Die Formel 1 machte am 19. Januar 1981 einen entscheidenden Schritt in Richtung moderner Führung, als in Paris das erste Concorde-Abkommen unterzeichnet wurde. Die Vereinbarung entstand nach einem langen und schädlichen Konflikt zwischen FISA auf der Regelseite und FOCA als Vertretung der Konstrukteure.
Dieser Machtkampf hatte die Weltmeisterschaft bereits schwer belastet. Rennen waren beeinträchtigt worden, die Fronten zwischen Teams und Offiziellen hatten sich verhärtet, und die wirtschaftliche Zukunft der Serie wirkte unsicher. Das Abkommen sollte dieser Lage eine feste Struktur geben und einen gemeinsamen Rahmen schaffen.

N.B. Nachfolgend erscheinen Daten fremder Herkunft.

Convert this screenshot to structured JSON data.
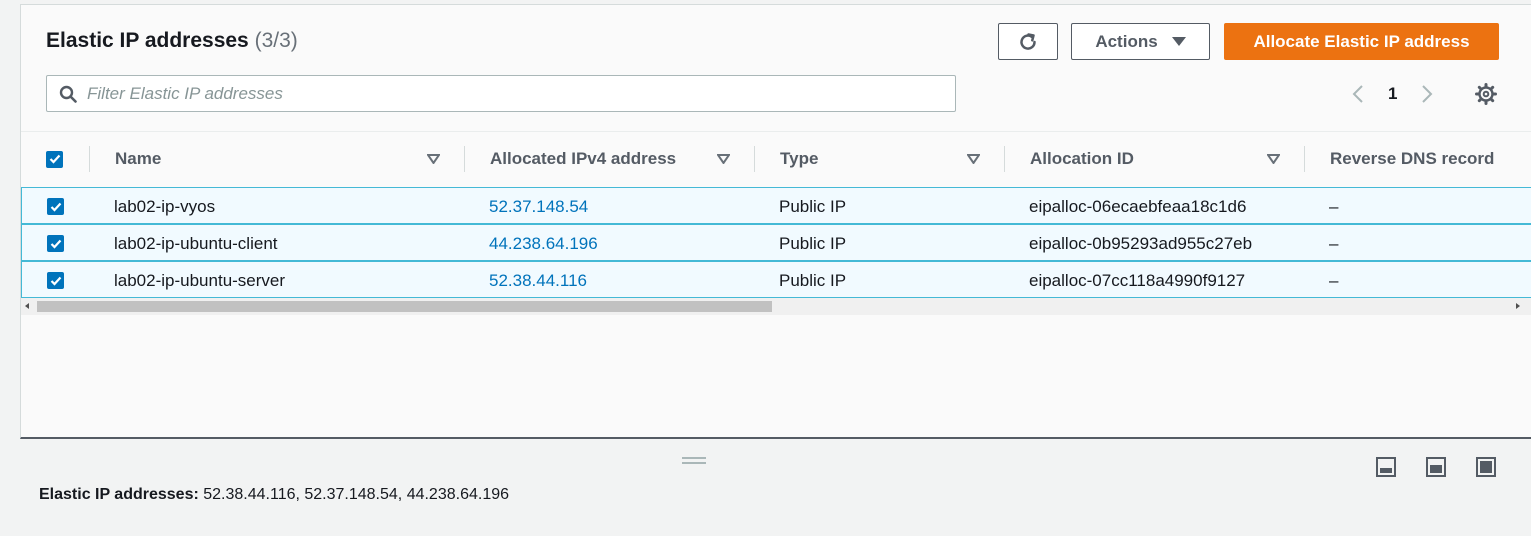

Die genauen Inhalte blieben weitgehend vertraulich, doch die Wirkung war deutlich. Die unterzeichnenden Teams verpflichteten sich zur Teilnahme an der Meisterschaft, was der Formel 1 eine verlässlichere sportliche Grundlage gab. Gleichzeitig half die Vereinbarung dabei, Fernseh- und Vermarktungsrechte in ein klareres kommerzielles Modell zu überführen.
Gerade diese Verbindung war entscheidend. Eine Weltmeisterschaft kann nicht nachhaltig wachsen, wenn ihre Beteiligten ständig über Autorität, Startzusagen und Einnahmen streiten. Das Concorde-Abkommen beendete nicht jede politische Auseinandersetzung, doch es machte die Formel 1 berechenbarer, besser vermarktbar und organisatorisch stabiler.
Deshalb gilt das erste Concorde-Abkommen als einer der wichtigsten Momente abseits der Strecke in der Geschichte der Formel 1. Es half, aus einer gespaltenen Rennserie ein tragfähigeres sportliches und wirtschaftliches System zu formen.